Rails query execution causes database spikes Rails query execution causes database spikes multithreading multithreading

Rails query execution causes database spikes


I would suggest a couple of things - two possible solutions, one testing/reproduction approach, and one suggestion for deeper metrics.

1) Possible quick solution: Spin-off that 1 minute job so it is non-blocking. See if the problem resolves from that. Try using Redis+Sidekiq which is pretty simple to get up and running (or something similar).

2) Second possible solution: Look for any full table locks or exclusive row locks being made to Postgres - see if you EVER make full table locks, and if so, find the offending statement and eliminate it.

3) Testing/replication: For testing, see if you can replicate this problem outside of production. I'd recommend jmeter as a very useful tool to simulate a lot of requests and requests of different types, and see if you can repro this in a controlled/staging context. Consistent replication is the key to resolving issues like this. Refer to your production server logs around the time that the issue occurs to generate your jmeter test requests that will hopefully help reproduce the issue.
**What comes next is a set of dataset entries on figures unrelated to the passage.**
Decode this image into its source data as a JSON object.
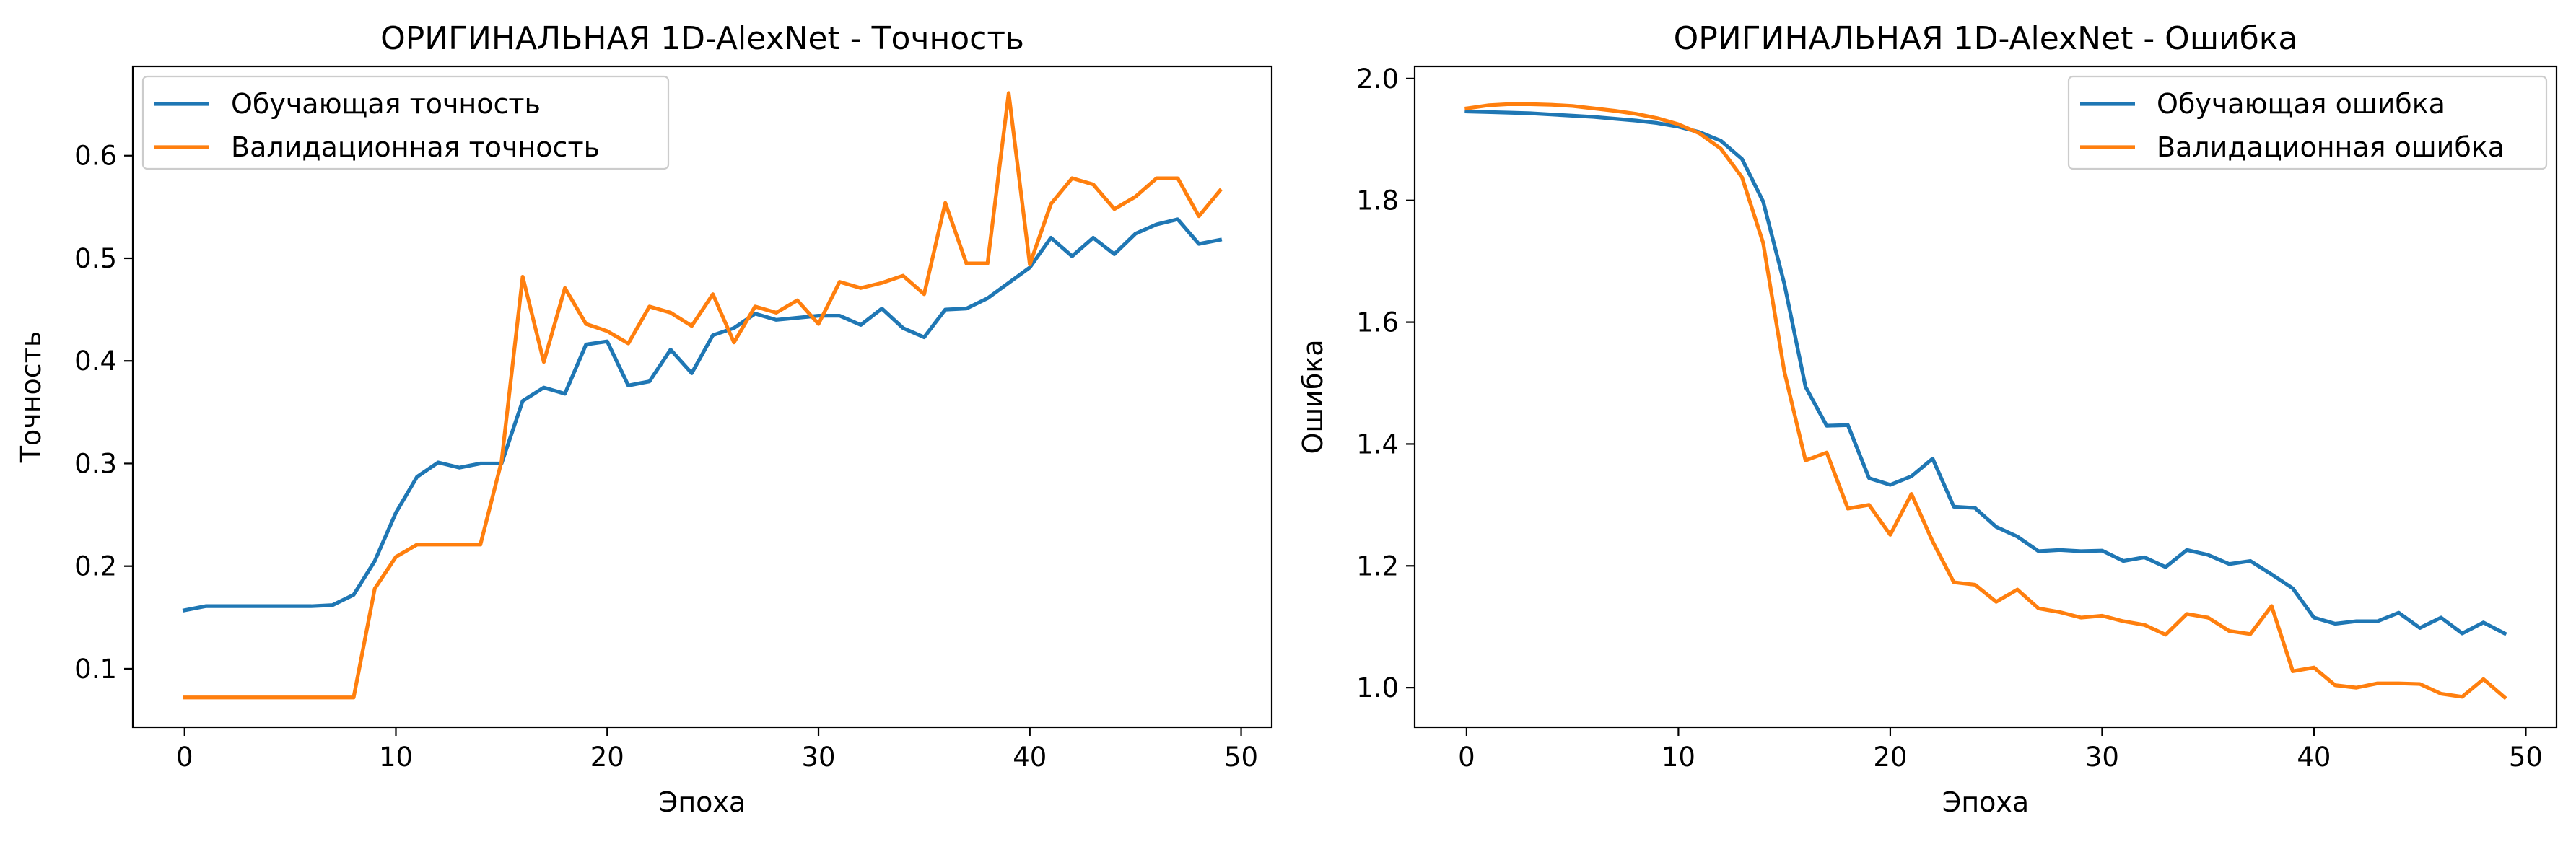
{
  "chart_data": [
    {
      "type": "line",
      "title": "ОРИГИНАЛЬНАЯ 1D-AlexNet - Точность",
      "xlabel": "Эпоха",
      "ylabel": "Точность",
      "xlim": [
        -2.45,
        51.45
      ],
      "ylim": [
        0.043,
        0.687
      ],
      "xticks": [
        0,
        10,
        20,
        30,
        40,
        50
      ],
      "yticks": [
        0.1,
        0.2,
        0.3,
        0.4,
        0.5,
        0.6
      ],
      "xtick_labels": [
        "0",
        "10",
        "20",
        "30",
        "40",
        "50"
      ],
      "ytick_labels": [
        "0.1",
        "0.2",
        "0.3",
        "0.4",
        "0.5",
        "0.6"
      ],
      "grid": false,
      "legend_position": "top-left",
      "series": [
        {
          "name": "Обучающая точность",
          "color": "#1f77b4",
          "x": [
            0,
            1,
            2,
            3,
            4,
            5,
            6,
            7,
            8,
            9,
            10,
            11,
            12,
            13,
            14,
            15,
            16,
            17,
            18,
            19,
            20,
            21,
            22,
            23,
            24,
            25,
            26,
            27,
            28,
            29,
            30,
            31,
            32,
            33,
            34,
            35,
            36,
            37,
            38,
            39,
            40,
            41,
            42,
            43,
            44,
            45,
            46,
            47,
            48,
            49
          ],
          "values": [
            0.157,
            0.161,
            0.161,
            0.161,
            0.161,
            0.161,
            0.161,
            0.162,
            0.172,
            0.205,
            0.252,
            0.287,
            0.301,
            0.296,
            0.3,
            0.3,
            0.361,
            0.374,
            0.368,
            0.416,
            0.419,
            0.376,
            0.38,
            0.411,
            0.388,
            0.425,
            0.432,
            0.446,
            0.44,
            0.442,
            0.444,
            0.444,
            0.435,
            0.451,
            0.432,
            0.423,
            0.45,
            0.451,
            0.461,
            0.476,
            0.491,
            0.52,
            0.502,
            0.52,
            0.504,
            0.524,
            0.533,
            0.538,
            0.514,
            0.518
          ]
        },
        {
          "name": "Валидационная точность",
          "color": "#ff7f0e",
          "x": [
            0,
            1,
            2,
            3,
            4,
            5,
            6,
            7,
            8,
            9,
            10,
            11,
            12,
            13,
            14,
            15,
            16,
            17,
            18,
            19,
            20,
            21,
            22,
            23,
            24,
            25,
            26,
            27,
            28,
            29,
            30,
            31,
            32,
            33,
            34,
            35,
            36,
            37,
            38,
            39,
            40,
            41,
            42,
            43,
            44,
            45,
            46,
            47,
            48,
            49
          ],
          "values": [
            0.072,
            0.072,
            0.072,
            0.072,
            0.072,
            0.072,
            0.072,
            0.072,
            0.072,
            0.178,
            0.209,
            0.221,
            0.221,
            0.221,
            0.221,
            0.302,
            0.482,
            0.399,
            0.471,
            0.436,
            0.429,
            0.417,
            0.453,
            0.447,
            0.434,
            0.465,
            0.418,
            0.453,
            0.447,
            0.459,
            0.436,
            0.477,
            0.471,
            0.476,
            0.483,
            0.465,
            0.554,
            0.495,
            0.495,
            0.661,
            0.494,
            0.553,
            0.578,
            0.572,
            0.548,
            0.56,
            0.578,
            0.578,
            0.541,
            0.566
          ]
        }
      ]
    },
    {
      "type": "line",
      "title": "ОРИГИНАЛЬНАЯ 1D-AlexNet - Ошибка",
      "xlabel": "Эпоха",
      "ylabel": "Ошибка",
      "xlim": [
        -2.45,
        51.45
      ],
      "ylim": [
        0.935,
        2.02
      ],
      "xticks": [
        0,
        10,
        20,
        30,
        40,
        50
      ],
      "yticks": [
        1.0,
        1.2,
        1.4,
        1.6,
        1.8,
        2.0
      ],
      "xtick_labels": [
        "0",
        "10",
        "20",
        "30",
        "40",
        "50"
      ],
      "ytick_labels": [
        "1.0",
        "1.2",
        "1.4",
        "1.6",
        "1.8",
        "2.0"
      ],
      "grid": false,
      "legend_position": "top-right",
      "series": [
        {
          "name": "Обучающая ошибка",
          "color": "#1f77b4",
          "x": [
            0,
            1,
            2,
            3,
            4,
            5,
            6,
            7,
            8,
            9,
            10,
            11,
            12,
            13,
            14,
            15,
            16,
            17,
            18,
            19,
            20,
            21,
            22,
            23,
            24,
            25,
            26,
            27,
            28,
            29,
            30,
            31,
            32,
            33,
            34,
            35,
            36,
            37,
            38,
            39,
            40,
            41,
            42,
            43,
            44,
            45,
            46,
            47,
            48,
            49
          ],
          "values": [
            1.946,
            1.945,
            1.944,
            1.943,
            1.941,
            1.939,
            1.937,
            1.934,
            1.931,
            1.927,
            1.921,
            1.912,
            1.898,
            1.868,
            1.798,
            1.663,
            1.494,
            1.43,
            1.431,
            1.344,
            1.333,
            1.347,
            1.376,
            1.297,
            1.295,
            1.264,
            1.248,
            1.224,
            1.226,
            1.224,
            1.225,
            1.208,
            1.214,
            1.198,
            1.226,
            1.218,
            1.203,
            1.208,
            1.186,
            1.163,
            1.115,
            1.105,
            1.109,
            1.109,
            1.123,
            1.098,
            1.115,
            1.089,
            1.107,
            1.089
          ]
        },
        {
          "name": "Валидационная ошибка",
          "color": "#ff7f0e",
          "x": [
            0,
            1,
            2,
            3,
            4,
            5,
            6,
            7,
            8,
            9,
            10,
            11,
            12,
            13,
            14,
            15,
            16,
            17,
            18,
            19,
            20,
            21,
            22,
            23,
            24,
            25,
            26,
            27,
            28,
            29,
            30,
            31,
            32,
            33,
            34,
            35,
            36,
            37,
            38,
            39,
            40,
            41,
            42,
            43,
            44,
            45,
            46,
            47,
            48,
            49
          ],
          "values": [
            1.951,
            1.956,
            1.958,
            1.958,
            1.957,
            1.955,
            1.951,
            1.947,
            1.942,
            1.935,
            1.925,
            1.91,
            1.885,
            1.838,
            1.73,
            1.519,
            1.373,
            1.386,
            1.294,
            1.3,
            1.251,
            1.318,
            1.24,
            1.173,
            1.169,
            1.141,
            1.161,
            1.13,
            1.124,
            1.115,
            1.118,
            1.109,
            1.103,
            1.087,
            1.121,
            1.115,
            1.093,
            1.088,
            1.134,
            1.027,
            1.033,
            1.004,
            1.0,
            1.007,
            1.007,
            1.006,
            0.99,
            0.985,
            1.014,
            0.984
          ]
        }
      ]
    }
  ]
}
If you can figure out a way to replicate it, then you can start tuning the simulation to see if removing or increasing/decreasing various requests eliminates the problem or changes the problem in some way..

4) Analytics: Install NewRelic or similar analytics gem to get a deeper insight into what's going on when that request comes in. You really want to get a solid picture as to whether the request is truly blocked in Postgres (by an exclusive row/table lock that is blocking your query) or whether you are backed up by a slow running query in the Puma execution queue, or somewhere inside Ruby there's an unfortunate wait state somehow.

You don't yet have enough information to solve this issue, so you really want to start exploring solutions by collecting data, alongside hypotheses of what's happening.

My general strategy for this kind of problem is (in this order):

  • Try some quick/easy/safe fixes (in the blind) and see if anything is resolved/changed.
  • Try to replicate in a non-production environment (really, really try to make this work).
  • Instrument the system to collect data to see what you can learn about the problem and anything related.